When I was very young and my family was living in Wauwatosa, I was convinced that he lived in the same neighborhood as my baby-sitter when he was with the Braves. I remember watching him hit 715 on a small TV in my first college dorm room. I went to Opening Day in 1975 to see his return to Milwaukee. I am glad my son will get a chance to meet him someday during one of his many dignified appearances around town. On our way into every game at Miller Park, we touch the front foot of his statue for luck.

I also will enjoy seeing Barry Bonds break his record in this week.

Bond’s has issues, to be sure, that Aaron never had. While Aaron was Mr. Clean, Bonds, for about five years there, was certainly Riding Dirty. Bonds grew up in a decidedly different baseball era, where even gifted players were made, not born. Conditioning, weights, diet, supplements – athletes are now evaluated for basic makeup almost at birth and then designed for speed, for power, for strength. Bonds was born with exceptional skills, but much of him was built and designed by experts. Aaron just sort of happened.

Aaron was likewise of a different generation than Babe Ruth. Where Ruth was often slothful, Aaron was disciplined. Ruth could sit in the dugout, eating hot dogs and smoking cigarettes. Aaron, as a Negro League veteran, had to be perfectly behaved. Ruth also played in an all-white league and therefore avoided facing some of his era’s best players.

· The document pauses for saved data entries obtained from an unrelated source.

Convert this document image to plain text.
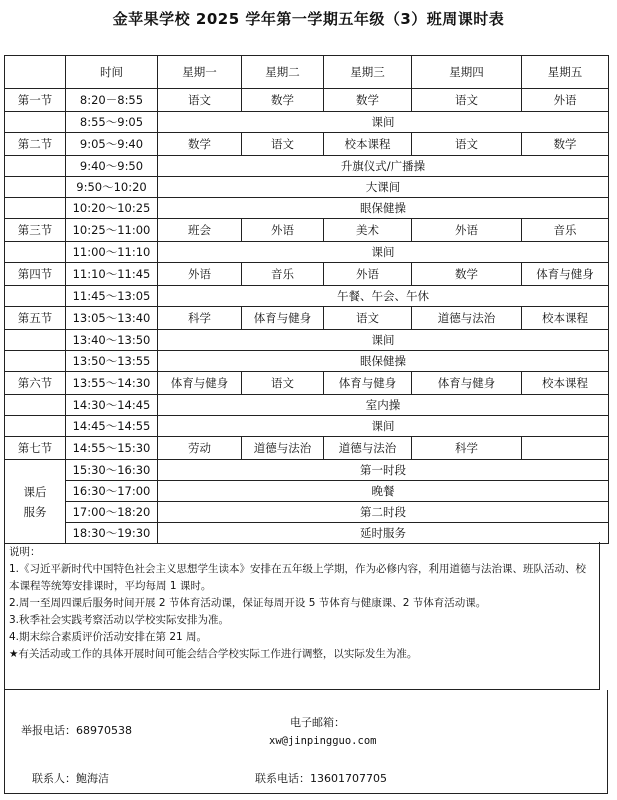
金苹果学校 2025 学年第一学期五年级（3）班周课时表
	时间	星期一	星期二	星期三	星期四	星期五
第一节	8:20－8:55	语文	数学	数学	语文	外语
	8:55～9:05	课间				
第二节	9:05～9:40	数学	语文	校本课程	语文	数学
	9:40～9:50	升旗仪式/广播操				
	9:50～10:20	大课间				
	10:20～10:25	眼保健操				
第三节	10:25～11:00	班会	外语	美术	外语	音乐
	11:00～11:10	课间				
第四节	11:10～11:45	外语	音乐	外语	数学	体育与健身
	11:45～13:05	午餐、午会、午休				
第五节	13:05～13:40	科学	体育与健身	语文	道德与法治	校本课程
	13:40～13:50	课间				
	13:50～13:55	眼保健操				
第六节	13:55～14:30	体育与健身	语文	体育与健身	体育与健身	校本课程
	14:30～14:45	室内操				
	14:45～14:55	课间				
第七节	14:55～15:30	劳动	道德与法治	道德与法治	科学	

课后
服务	15:30～16:30	第一时段				
	16:30～17:00	晚餐				
	17:00～18:20	第二时段				
	18:30～19:30	延时服务				

说明：

1.《习近平新时代中国特色社会主义思想学生读本》安排在五年级上学期，作为必修内容，利用道德与法治课、班队活动、校本课程等统筹安排课时，平均每周 1 课时。

2.周一至周四课后服务时间开展 2 节体育活动课，保证每周开设 5 节体育与健康课、2 节体育活动课。

3.秋季社会实践考察活动以学校实际安排为准。

4.期末综合素质评价活动安排在第 21 周。

★有关活动或工作的具体开展时间可能会结合学校实际工作进行调整，以实际发生为准。

举报电话：68970538
电子邮箱：
xw@jinpingguo.com
联系人：鲍海洁	联系电话：13601707705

Bonds breaking Hank’s record won’t diminish Aaron’s accomplishments any more than Aaron diminished Ruth’s. Baseball will then have three different home run kings for three different eras. Ruth will always be the king of white-era baseball. Aaron will be the king of the middle passage, when baseball integrated and became big business. Until A-Rod passes him in six or seven years, Bonds will be the king of the designed ballplayer era, where skills are still taught but bodies, for good and ill, are sculpted and built for maximum impact (and income). Bonds, like an offensive line with an average weight of 350 lbs., is the epitome of cynical manipulation. Aaron may have been our last vestige of spontaneous magic.

Ken and I are going out to the Park today, and I won’t boo him (Ken will). Bonds is a Hame-of-Famer who also would have been one of the great players in Aaron’s era, even (especially) if he left his body alone. I hope the Brewers get ahead early and then I hope he pops one, maybe two. I’ll watch history on TV from San Francisco this week, and I hope he gets his due. Bonds did it dirty and ugly. But that’s the athletic entertainment world he (and we) are living in. He shouldn’t be punished just because he gave us the artificial fireworks we demanded.